Das ist eine Gesellschaft im 21. Jahrhundert unwürdig und verstößt gegen jegliche Würde der Menschen.“

Der Umgang mit Asbest war überwiegend an Arbeitsplätzen wo harte Arbeit erforderlich war,

auch um ein geregeltes Einkommen zur Familienernährung zu gewährleisten.

Gerade diese Familien sind heute nun Opfer der desolaten Politik und stehen alleine vor einem Berg an Bürokratismus, wenn die Betroffenen erkranken oder gar versterben.

Statt die Firmen und ihre Versicherungen in Haftung zu nehmen, wird die Allgemeinheit über die Berufsgenossenschaft zur Kasse gebeten. Wobei nicht verschwiegen werden darf, das gerade die Berufsgenossenschaften betroffenen erkrankten Personen und hinterbliebenen Familien die Leistungen oftmals unter fadenscheinigen Argumenten verweigern. 

 

Ein Asbestkranker verliert durchschnittlich ca. 14 Lebensjahre, laut einer WHO Studie.

Diese traurigen Einzelschicksale haben keine Zeit zu verschenken für Bürokratismus und zusätzlich belastende Gerichtsverfahren.
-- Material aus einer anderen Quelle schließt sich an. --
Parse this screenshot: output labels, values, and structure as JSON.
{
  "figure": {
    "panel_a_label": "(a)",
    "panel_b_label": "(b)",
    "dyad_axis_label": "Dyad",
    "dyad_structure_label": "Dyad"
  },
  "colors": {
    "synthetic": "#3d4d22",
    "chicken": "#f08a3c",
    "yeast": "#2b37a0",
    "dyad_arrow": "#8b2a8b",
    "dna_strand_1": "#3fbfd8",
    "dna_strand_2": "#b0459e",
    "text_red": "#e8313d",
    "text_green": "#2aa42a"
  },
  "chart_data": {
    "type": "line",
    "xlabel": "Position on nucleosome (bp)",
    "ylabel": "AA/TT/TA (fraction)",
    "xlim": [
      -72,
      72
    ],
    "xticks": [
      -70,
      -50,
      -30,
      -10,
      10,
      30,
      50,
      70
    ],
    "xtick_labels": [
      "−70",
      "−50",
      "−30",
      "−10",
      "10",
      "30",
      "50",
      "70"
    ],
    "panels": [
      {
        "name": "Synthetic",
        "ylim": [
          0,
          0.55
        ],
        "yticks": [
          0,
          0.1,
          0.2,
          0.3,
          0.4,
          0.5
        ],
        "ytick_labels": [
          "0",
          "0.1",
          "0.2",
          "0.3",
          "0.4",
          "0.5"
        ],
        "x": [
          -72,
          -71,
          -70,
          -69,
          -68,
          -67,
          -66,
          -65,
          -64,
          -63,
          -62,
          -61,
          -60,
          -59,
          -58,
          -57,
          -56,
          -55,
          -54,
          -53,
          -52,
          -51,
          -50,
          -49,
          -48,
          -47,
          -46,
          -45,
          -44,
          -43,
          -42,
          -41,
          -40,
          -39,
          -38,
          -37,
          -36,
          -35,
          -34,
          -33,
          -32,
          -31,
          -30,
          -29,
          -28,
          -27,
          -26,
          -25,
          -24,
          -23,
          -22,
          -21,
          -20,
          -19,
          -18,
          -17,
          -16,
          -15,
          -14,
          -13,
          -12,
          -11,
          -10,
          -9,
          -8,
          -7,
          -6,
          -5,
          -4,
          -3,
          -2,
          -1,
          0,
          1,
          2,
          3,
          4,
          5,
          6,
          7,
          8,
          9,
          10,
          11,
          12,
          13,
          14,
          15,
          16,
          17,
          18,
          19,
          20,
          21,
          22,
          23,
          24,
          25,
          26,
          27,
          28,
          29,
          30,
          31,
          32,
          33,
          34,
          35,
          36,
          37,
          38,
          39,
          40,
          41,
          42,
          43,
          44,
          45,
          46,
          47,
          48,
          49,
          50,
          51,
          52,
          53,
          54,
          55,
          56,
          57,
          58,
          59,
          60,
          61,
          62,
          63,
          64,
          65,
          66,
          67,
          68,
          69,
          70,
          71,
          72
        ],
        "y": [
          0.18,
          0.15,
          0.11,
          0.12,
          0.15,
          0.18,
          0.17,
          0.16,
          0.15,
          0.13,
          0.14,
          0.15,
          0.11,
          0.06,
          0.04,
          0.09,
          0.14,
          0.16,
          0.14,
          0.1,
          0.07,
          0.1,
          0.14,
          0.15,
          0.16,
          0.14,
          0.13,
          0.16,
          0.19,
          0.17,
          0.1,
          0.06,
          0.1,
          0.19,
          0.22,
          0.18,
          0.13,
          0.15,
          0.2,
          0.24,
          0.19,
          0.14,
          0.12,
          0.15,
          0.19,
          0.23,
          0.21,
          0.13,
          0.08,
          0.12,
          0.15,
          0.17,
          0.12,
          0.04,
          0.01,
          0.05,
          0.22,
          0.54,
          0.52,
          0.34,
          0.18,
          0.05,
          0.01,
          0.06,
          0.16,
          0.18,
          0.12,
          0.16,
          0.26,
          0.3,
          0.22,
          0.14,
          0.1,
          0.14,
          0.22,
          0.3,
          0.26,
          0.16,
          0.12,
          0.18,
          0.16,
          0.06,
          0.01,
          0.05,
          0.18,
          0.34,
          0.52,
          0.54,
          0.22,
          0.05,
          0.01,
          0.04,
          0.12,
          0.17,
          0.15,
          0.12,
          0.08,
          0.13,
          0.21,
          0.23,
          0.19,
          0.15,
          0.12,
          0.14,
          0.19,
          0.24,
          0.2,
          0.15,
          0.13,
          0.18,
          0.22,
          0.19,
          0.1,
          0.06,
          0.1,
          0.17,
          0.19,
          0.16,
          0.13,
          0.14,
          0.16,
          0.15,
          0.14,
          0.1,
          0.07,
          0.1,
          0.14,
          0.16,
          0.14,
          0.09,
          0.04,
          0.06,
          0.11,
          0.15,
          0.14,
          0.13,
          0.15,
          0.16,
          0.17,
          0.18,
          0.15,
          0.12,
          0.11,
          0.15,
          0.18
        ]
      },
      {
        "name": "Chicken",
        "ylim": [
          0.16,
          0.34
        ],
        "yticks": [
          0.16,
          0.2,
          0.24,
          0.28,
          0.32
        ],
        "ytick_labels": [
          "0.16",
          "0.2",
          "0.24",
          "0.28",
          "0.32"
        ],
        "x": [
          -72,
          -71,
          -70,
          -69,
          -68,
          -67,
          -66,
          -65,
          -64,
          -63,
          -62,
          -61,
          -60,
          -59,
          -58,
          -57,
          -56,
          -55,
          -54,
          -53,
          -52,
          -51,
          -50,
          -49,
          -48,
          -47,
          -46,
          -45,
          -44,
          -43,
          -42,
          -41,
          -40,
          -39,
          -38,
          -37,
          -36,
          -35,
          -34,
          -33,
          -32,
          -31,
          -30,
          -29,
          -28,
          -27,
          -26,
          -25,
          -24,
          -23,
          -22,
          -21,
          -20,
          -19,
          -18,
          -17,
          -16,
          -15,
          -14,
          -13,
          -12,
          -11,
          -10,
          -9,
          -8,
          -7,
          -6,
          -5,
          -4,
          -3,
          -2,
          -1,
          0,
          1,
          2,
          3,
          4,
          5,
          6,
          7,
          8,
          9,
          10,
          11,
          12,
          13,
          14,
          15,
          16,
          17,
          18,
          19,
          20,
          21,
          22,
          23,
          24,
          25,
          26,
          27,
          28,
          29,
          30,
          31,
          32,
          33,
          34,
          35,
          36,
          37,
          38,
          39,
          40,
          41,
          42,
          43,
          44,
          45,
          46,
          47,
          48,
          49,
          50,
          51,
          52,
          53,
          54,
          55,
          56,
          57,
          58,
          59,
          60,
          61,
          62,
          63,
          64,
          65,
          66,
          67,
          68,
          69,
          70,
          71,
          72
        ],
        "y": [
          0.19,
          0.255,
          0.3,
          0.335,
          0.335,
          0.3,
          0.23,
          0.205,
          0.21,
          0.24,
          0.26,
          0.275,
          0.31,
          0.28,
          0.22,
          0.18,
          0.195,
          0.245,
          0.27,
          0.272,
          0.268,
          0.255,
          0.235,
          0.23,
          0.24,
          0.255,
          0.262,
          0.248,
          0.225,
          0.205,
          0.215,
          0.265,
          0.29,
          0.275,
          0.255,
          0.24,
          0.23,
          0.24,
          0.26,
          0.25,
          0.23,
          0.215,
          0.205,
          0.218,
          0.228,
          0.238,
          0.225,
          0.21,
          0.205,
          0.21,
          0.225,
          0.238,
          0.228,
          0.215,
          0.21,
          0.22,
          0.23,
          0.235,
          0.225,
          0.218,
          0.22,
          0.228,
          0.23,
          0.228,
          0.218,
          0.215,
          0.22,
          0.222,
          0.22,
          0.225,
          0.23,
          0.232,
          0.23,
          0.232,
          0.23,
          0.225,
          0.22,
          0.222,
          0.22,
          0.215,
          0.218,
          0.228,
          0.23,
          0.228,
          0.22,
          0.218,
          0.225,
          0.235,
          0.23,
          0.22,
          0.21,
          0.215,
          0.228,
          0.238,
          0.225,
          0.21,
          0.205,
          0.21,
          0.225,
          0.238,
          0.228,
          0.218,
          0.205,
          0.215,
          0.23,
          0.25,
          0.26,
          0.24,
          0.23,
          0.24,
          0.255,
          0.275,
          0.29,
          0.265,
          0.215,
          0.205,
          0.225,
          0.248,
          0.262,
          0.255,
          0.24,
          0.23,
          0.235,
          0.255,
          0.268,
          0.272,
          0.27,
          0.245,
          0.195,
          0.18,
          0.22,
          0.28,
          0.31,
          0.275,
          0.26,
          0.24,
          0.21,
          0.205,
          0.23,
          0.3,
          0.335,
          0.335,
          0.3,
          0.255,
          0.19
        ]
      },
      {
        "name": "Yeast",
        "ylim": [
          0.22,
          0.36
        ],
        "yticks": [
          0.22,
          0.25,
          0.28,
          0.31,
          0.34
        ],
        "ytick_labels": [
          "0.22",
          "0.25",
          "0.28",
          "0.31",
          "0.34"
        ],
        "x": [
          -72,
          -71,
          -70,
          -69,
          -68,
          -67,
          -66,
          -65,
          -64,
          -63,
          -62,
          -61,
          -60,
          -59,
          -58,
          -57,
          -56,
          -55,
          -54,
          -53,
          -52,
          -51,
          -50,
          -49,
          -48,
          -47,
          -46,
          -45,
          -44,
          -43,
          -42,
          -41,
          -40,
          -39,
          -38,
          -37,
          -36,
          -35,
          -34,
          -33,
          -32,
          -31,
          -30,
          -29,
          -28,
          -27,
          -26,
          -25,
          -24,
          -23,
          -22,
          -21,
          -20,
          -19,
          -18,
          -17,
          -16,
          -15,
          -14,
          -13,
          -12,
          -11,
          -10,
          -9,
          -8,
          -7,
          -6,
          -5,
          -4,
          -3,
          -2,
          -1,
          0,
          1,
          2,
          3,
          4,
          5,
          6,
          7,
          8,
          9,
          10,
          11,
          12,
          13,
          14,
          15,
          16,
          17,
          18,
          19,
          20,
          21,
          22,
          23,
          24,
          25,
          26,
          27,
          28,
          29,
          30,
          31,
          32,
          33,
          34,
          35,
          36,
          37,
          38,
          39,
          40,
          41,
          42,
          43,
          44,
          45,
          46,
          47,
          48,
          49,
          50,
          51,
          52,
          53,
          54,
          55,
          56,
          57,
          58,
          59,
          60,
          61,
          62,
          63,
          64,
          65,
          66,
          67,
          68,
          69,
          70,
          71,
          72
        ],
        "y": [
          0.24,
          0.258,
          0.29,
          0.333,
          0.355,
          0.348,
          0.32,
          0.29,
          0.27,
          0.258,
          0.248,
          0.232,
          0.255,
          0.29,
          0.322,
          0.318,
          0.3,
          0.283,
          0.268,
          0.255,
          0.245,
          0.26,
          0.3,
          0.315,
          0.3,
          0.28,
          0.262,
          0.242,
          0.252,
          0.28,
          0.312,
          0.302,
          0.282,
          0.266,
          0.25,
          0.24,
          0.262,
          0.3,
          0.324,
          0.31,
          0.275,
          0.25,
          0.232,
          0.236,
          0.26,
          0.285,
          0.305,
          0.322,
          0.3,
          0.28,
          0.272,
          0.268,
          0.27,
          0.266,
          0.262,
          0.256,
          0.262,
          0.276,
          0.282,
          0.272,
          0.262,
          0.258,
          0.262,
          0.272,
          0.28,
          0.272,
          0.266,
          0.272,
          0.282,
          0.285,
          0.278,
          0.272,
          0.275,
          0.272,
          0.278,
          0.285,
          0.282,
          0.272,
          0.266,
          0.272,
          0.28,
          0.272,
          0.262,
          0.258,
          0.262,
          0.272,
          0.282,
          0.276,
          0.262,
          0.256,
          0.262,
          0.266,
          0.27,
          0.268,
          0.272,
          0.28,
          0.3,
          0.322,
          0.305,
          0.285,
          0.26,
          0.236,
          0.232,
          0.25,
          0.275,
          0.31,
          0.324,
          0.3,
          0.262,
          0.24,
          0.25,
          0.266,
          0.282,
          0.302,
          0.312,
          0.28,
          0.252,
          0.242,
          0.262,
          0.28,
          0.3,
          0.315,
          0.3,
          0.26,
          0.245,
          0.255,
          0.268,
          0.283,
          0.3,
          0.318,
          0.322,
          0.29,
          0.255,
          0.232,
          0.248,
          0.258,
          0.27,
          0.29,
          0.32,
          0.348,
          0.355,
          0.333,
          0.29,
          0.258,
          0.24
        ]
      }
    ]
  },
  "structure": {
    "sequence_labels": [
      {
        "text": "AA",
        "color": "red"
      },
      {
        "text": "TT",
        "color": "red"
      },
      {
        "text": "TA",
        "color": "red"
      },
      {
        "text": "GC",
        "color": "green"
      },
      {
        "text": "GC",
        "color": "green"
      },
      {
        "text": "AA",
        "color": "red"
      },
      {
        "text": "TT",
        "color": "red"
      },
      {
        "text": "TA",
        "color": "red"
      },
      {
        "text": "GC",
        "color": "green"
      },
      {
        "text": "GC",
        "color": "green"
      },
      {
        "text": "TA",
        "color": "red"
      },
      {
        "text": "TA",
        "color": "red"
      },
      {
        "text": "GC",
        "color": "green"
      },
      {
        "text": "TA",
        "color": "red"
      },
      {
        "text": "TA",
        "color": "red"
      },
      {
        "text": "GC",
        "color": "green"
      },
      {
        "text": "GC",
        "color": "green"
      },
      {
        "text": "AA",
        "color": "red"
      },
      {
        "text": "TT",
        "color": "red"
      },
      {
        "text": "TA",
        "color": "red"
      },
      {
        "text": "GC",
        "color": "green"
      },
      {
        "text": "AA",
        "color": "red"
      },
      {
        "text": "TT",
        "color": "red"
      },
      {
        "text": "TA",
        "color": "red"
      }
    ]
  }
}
Daher fordern wir von der Familien-Partei Deutschlands ein Beweislastumkehrverfahren und im Zweifel eine unbürokratische Anerkennung als Asbestopfer. Weiterhin müssen die Firmen die für den Umgang mit Asbest verantwortlich sind, konsequent mit ihren Haftpflichtversicherungen für die angerichteten Schäden haften. Die Berufsgenossenschaften sollten nur zusätzlich und ausgleichend herangezogen werden um ein Leben in Würde von Betroffenen und Ihren Familien  abzusichern. Es sind Menschen wie Michael Gerszewski, die für Ihren Einsatz für soziale Gerechtigkeit unser aller Dank verdienen.